他到家的时候远舟不在客厅。厨房里有声音——他在准备午饭。陆远山没有直接走进厨房。他先去了自己的卧室,把钥匙从口袋里拿出来,用一张干净的纸巾包好,塞进床头柜最上层的抽屉里,压在几件旧衬衫下面。然后他关上抽屉,在床边站了两秒——像是在和抽屉里的某样东西做一种无声的确认。
他走进厨房。远舟正在切菜,没有回头。
“外面的风大不大?”
“不大。”
远舟没有再问。刀落砧板的声音规律稳定。陆远山站在厨房门口看着他切了一会儿。他什么也没有再说。
傍晚,他一个人坐在阳台上。秋天的黄昏早早降临。他看着天色从灰白变成淡蓝再变成灰蓝,路灯在固定的时刻次第亮起,从最近的那盏开始,一盏接一盏地向远处延伸。
他从口袋里摸出一把钥匙——不是藏在床头柜抽屉里的那把——是他在回来的路上顺路配的备用。在小区门口的配钥匙摊子上,师傅正在收摊,他说“很快,一分钟“。师傅看了一眼他手里的原版钥匙,问“配一把?“,他说“对”。师傅接过来夹在配钥机上走了两下,递给他一把新的。他问要不要磨边,他说不用。他付了八块钱。
他把那把备用钥匙握在手心,坐在逐渐暗下来的光线里。他看着楼下那条通往小区门口的步道,空荡荡的,偶尔有人走过。远舟没有出门。雨棠今晚也没有来。是他自己想一个人坐一会儿。
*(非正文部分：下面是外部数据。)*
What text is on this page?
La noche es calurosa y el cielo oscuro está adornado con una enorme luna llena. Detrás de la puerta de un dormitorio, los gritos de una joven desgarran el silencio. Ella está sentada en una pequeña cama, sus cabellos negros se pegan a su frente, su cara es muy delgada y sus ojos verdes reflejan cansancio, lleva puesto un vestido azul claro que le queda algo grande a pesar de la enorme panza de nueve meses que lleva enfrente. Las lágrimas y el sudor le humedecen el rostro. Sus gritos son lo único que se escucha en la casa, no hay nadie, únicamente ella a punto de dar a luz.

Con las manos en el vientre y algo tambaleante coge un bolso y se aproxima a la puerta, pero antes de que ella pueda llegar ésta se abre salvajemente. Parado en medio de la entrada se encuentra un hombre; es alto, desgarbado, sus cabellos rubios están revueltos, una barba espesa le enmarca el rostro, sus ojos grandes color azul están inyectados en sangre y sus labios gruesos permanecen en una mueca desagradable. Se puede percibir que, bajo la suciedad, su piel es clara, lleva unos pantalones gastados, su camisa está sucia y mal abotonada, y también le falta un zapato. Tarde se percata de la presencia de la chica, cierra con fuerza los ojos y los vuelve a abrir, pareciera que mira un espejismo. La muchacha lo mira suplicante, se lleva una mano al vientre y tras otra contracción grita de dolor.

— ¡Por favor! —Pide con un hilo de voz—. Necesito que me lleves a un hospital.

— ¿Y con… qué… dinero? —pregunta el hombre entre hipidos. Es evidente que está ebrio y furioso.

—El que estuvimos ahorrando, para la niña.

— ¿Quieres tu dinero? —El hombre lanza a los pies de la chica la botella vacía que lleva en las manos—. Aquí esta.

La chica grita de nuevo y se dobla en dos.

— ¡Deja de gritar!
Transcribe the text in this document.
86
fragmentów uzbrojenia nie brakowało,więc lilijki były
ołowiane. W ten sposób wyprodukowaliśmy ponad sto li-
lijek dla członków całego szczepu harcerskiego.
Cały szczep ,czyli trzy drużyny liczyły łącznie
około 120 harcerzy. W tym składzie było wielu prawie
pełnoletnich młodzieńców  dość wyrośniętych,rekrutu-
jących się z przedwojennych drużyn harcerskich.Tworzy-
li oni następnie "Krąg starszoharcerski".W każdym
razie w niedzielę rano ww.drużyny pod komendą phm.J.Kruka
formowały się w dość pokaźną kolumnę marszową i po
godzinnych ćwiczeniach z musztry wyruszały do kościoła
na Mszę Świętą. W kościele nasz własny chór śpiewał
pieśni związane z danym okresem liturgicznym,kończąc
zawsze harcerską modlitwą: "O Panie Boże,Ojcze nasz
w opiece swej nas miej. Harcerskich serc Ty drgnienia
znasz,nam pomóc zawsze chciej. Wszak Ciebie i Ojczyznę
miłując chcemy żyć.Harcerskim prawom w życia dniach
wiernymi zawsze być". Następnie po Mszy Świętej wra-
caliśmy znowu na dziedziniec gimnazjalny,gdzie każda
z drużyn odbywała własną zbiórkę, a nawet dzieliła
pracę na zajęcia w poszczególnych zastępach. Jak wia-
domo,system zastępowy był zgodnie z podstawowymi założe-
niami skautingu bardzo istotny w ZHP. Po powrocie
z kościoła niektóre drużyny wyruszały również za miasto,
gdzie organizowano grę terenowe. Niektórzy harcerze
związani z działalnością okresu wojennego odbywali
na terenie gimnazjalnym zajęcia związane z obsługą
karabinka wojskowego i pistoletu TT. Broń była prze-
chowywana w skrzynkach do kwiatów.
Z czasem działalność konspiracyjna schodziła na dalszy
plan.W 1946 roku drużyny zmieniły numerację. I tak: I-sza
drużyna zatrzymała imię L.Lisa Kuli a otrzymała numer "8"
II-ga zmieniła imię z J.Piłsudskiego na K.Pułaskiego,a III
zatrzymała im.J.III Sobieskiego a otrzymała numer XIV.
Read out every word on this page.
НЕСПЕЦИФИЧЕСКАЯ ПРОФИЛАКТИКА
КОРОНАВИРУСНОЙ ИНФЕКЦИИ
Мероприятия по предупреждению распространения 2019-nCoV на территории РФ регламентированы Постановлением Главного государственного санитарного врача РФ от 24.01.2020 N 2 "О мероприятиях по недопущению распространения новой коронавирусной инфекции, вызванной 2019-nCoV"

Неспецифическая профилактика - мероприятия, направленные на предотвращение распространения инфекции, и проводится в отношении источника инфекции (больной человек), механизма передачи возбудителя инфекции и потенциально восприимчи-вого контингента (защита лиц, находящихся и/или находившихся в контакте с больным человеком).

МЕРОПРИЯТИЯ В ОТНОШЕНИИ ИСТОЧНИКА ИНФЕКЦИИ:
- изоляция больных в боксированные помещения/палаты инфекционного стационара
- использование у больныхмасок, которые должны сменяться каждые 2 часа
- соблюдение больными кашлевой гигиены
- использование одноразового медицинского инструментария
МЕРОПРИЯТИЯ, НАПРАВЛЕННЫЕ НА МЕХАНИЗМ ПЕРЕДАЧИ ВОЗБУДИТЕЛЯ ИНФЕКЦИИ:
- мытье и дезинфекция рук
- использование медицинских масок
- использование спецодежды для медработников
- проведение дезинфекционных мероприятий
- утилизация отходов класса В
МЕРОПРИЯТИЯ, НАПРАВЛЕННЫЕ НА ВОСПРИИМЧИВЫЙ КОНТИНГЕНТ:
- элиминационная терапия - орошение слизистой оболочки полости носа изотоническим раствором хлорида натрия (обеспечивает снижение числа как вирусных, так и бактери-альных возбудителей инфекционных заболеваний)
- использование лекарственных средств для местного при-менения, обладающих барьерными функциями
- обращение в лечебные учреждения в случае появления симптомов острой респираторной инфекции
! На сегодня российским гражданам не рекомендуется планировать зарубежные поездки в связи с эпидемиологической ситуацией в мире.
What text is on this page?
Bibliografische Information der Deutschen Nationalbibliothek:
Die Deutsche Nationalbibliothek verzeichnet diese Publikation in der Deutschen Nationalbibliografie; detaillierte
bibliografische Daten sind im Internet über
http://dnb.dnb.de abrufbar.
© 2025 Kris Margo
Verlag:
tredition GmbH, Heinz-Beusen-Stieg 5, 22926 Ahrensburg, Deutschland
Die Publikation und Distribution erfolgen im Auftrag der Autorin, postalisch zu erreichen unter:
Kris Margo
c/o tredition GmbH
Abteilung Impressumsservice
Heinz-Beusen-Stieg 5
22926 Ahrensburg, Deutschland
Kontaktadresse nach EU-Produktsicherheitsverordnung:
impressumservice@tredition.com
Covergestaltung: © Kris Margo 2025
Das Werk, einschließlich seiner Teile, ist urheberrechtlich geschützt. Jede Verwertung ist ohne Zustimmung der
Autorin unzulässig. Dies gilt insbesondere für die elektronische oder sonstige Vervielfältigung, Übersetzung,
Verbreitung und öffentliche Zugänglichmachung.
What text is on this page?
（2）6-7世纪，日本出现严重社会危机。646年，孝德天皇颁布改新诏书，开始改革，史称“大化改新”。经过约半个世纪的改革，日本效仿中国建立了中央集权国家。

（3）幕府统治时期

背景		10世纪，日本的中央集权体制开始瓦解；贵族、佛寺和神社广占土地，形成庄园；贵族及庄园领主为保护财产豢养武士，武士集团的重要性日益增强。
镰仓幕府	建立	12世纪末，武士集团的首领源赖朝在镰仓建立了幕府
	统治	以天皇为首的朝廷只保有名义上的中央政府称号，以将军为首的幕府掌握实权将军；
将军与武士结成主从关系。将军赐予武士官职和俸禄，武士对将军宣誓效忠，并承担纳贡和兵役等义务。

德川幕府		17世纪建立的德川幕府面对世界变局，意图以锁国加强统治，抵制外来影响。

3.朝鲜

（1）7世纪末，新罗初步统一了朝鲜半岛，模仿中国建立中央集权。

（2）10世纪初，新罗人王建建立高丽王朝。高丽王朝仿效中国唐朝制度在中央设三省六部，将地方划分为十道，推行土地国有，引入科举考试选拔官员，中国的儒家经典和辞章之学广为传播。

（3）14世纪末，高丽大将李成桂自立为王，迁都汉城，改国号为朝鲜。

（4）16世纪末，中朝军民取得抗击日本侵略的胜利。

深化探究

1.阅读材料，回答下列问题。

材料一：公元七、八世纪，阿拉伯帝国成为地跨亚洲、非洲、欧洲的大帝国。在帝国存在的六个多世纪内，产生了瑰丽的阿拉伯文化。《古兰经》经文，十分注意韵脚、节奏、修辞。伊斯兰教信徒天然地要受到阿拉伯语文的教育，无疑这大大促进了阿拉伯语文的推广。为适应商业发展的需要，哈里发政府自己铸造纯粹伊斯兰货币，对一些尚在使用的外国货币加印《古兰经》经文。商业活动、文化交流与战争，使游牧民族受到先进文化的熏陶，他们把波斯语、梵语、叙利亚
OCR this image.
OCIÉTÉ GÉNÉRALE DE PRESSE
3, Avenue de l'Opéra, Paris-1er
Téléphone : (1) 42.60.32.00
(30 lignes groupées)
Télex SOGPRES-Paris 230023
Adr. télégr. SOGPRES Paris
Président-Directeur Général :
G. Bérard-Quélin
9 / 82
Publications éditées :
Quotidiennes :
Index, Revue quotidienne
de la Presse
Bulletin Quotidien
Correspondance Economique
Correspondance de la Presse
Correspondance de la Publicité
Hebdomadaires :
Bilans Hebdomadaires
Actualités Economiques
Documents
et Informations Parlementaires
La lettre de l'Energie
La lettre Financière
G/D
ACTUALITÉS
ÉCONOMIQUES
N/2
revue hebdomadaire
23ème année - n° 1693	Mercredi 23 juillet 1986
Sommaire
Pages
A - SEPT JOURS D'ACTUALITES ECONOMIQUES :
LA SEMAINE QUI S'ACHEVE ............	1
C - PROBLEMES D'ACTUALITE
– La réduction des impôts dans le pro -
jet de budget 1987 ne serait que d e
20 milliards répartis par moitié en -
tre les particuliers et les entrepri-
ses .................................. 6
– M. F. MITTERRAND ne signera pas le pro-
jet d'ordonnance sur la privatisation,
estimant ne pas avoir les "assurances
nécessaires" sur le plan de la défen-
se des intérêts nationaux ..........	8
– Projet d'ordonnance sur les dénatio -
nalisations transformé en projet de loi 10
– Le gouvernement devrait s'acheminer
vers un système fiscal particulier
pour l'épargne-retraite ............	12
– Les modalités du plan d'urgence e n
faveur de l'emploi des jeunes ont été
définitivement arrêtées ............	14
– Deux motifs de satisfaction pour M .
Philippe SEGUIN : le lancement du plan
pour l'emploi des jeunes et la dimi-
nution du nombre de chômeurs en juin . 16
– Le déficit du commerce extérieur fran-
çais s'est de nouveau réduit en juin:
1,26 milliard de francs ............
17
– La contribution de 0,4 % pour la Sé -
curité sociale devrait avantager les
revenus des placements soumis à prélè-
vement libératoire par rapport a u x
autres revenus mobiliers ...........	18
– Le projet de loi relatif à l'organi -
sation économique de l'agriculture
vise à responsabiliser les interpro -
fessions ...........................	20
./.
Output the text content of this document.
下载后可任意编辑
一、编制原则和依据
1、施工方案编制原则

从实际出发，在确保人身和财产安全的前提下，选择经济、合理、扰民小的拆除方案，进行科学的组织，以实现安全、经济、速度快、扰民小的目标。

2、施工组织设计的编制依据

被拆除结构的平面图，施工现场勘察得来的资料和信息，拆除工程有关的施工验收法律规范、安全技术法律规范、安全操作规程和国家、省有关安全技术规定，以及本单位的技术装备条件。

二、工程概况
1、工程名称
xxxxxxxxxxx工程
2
他需要确认这不是他单方面的冲动——这把钥匙真的存在。握一次不够,要再握一次。要坐在安静的光线中握着它,让它的外形从眼睛传递到大脑深处那个正在缓慢崩塌的部分,像一个楔子打进去。
他把钥匙凑到眼前。路灯的光从远处映在钥匙的铜表面上,泛着微弱的金色。他用指甲在一个齿痕上划了一下——新铜的触感和他记忆中原版的一样。他握着它们——两把钥匙。一把在手心,一把在抽屉里。他不知道那把锁被打开之后会发生什么。也许会看到被删除的记忆,也许会发现灰色空间的入口,也许门打开之后什么都没有。但有一件事他不需要思考就能确认——三天前,他在一张泛黄的笔记本页上看到了自己家的名字。“陆宅大门锁。铜质。配钥二把。“五十多年前,有人给那扇门配了两把钥匙。现在,他握着第三把。这把钥匙不是为了打开一扇陌生的门——是回家的。
他站在巷子里,钥匙在口袋里,阳光在肩膀上。他感到自己比出门时重了几十克——多了一把钥匙的重量。但这几十克已经改变了一些东西。
他回到屋里,把钥匙放回床头柜的抽屉里。他在床边坐了一会儿,然后伸手拉开抽屉,把纸巾包着的钥匙拿出来,握在手里——就只是握着。
他不知道自己还能记得多久这把钥匙的样子、它的重量、它放在手心的温度。也许很快他的病就会把他今天做的一切从记忆里抹去——起床、坐车、拿钥匙、藏钥匙。但他不需要记住每一天。他只需要在今晚睡着之前知道:钥匙在抽屉里。一把在旧衣服下面,一把在他的手心。
他握着那把备用的钥匙,回到屋里,把它也放进床头柜的抽屉里——和那把原版并排放在一起。两把铜钥匙,安静地躺在纸巾上,在台灯的照射下泛着相似的光。他看了一会儿,关上抽屉。
他站起来,把台灯关掉,在黑暗中站了一会儿。他的手指垂在身侧——握着钥匙太久,指尖还残留着金属的凉意。那不是错觉。那是真实的触觉在他的神经系统里留下的轨迹。它会在几个小时后消退,但在消退之前——它是真的。握过钥匙的手指是真的。钥匙是真的。那扇门也是真的。他去打开它的决定,也是真的。